We recognize that the population on the search engine Google may not be entirely representative of the French population. However, statistics show that Google holds the largest market share of all search engines in France (92% as of September 2020) [28]. The population of internet users in France is 82.0% and skewed toward younger age and higher education level [29]. In this study, we validated that search strategies were effective at identifying the onset of future emergency hospital use. Despite the limitation that searches on Google might not be generalizable to the entire French population, our results still suggest that this methodology may be applicable to other chronic diseases as well. However, we acknowledge that this method may not be applicable to all types of symptoms or hospital uses, especially when the disease to be treated is very specific to a subpopulation.

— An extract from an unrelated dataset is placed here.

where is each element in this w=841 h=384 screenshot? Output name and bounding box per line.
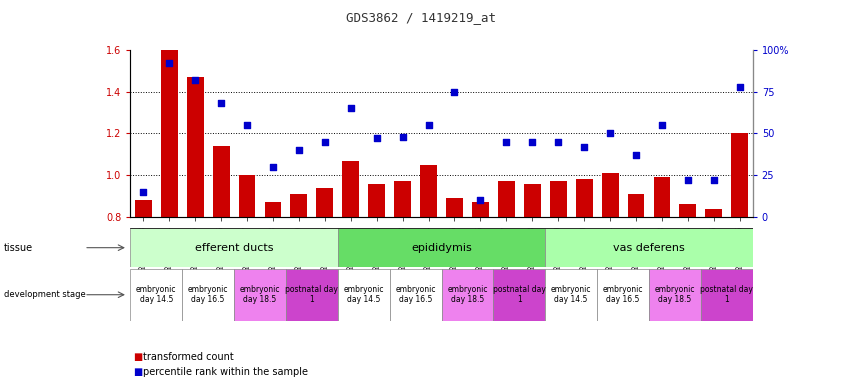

We also recognize that recent developments in time series such as time-series forecasting were not used for our analysis. However, in this study we sought to model trends in searches as they related to external factors such as emergency visits, whereas time-series forecasting seeks to forecast future values of that series such as using historical hospital visits to predict future hospital visits. We also chose to use the most standard and frequently used time-series model for consistency in the research area related to environmental respiratory disease in order to identify the time lag between symptom onset and hospital admission [30-33].

Based on our study findings, we believe that earlier identification of potential cases of asthma exacerbation through internet searches could help improve the efficiency of resource allocation within hospitals such as staff, beds, and respiratory assistance. Future studies should test the ability of Google searches in the hospital setting to predict cases and reduce the burden on hospitals. In addition, since the COVID-19 pandemic, it has been postulated that many patients are not seeking care for their arising symptoms because of fears of COVID-19 transmission [27]. Therefore, the use of internet search could help identify real-time and accurate onset of asthma during the time of the COVID-19 pandemic. This information can be used to provide timely and correct patient education including informing the public about the appropriate course of action. Public health efforts should consider the utility of internet searches for respiratory conditions such as asthma to measure care-seeking behaviors and prevent severe long-term consequences.

Asthma is one of the most significant noncommunicable diseases globally [34]. Improving surveillance is crucial for the control of asthma and the prevention of avoidable deaths due to this disease. The use of online digital surveillance offers the ability to capture the onset of asthma more accurately and rapidly and has the potential to reduce the burden and deaths caused by asthma.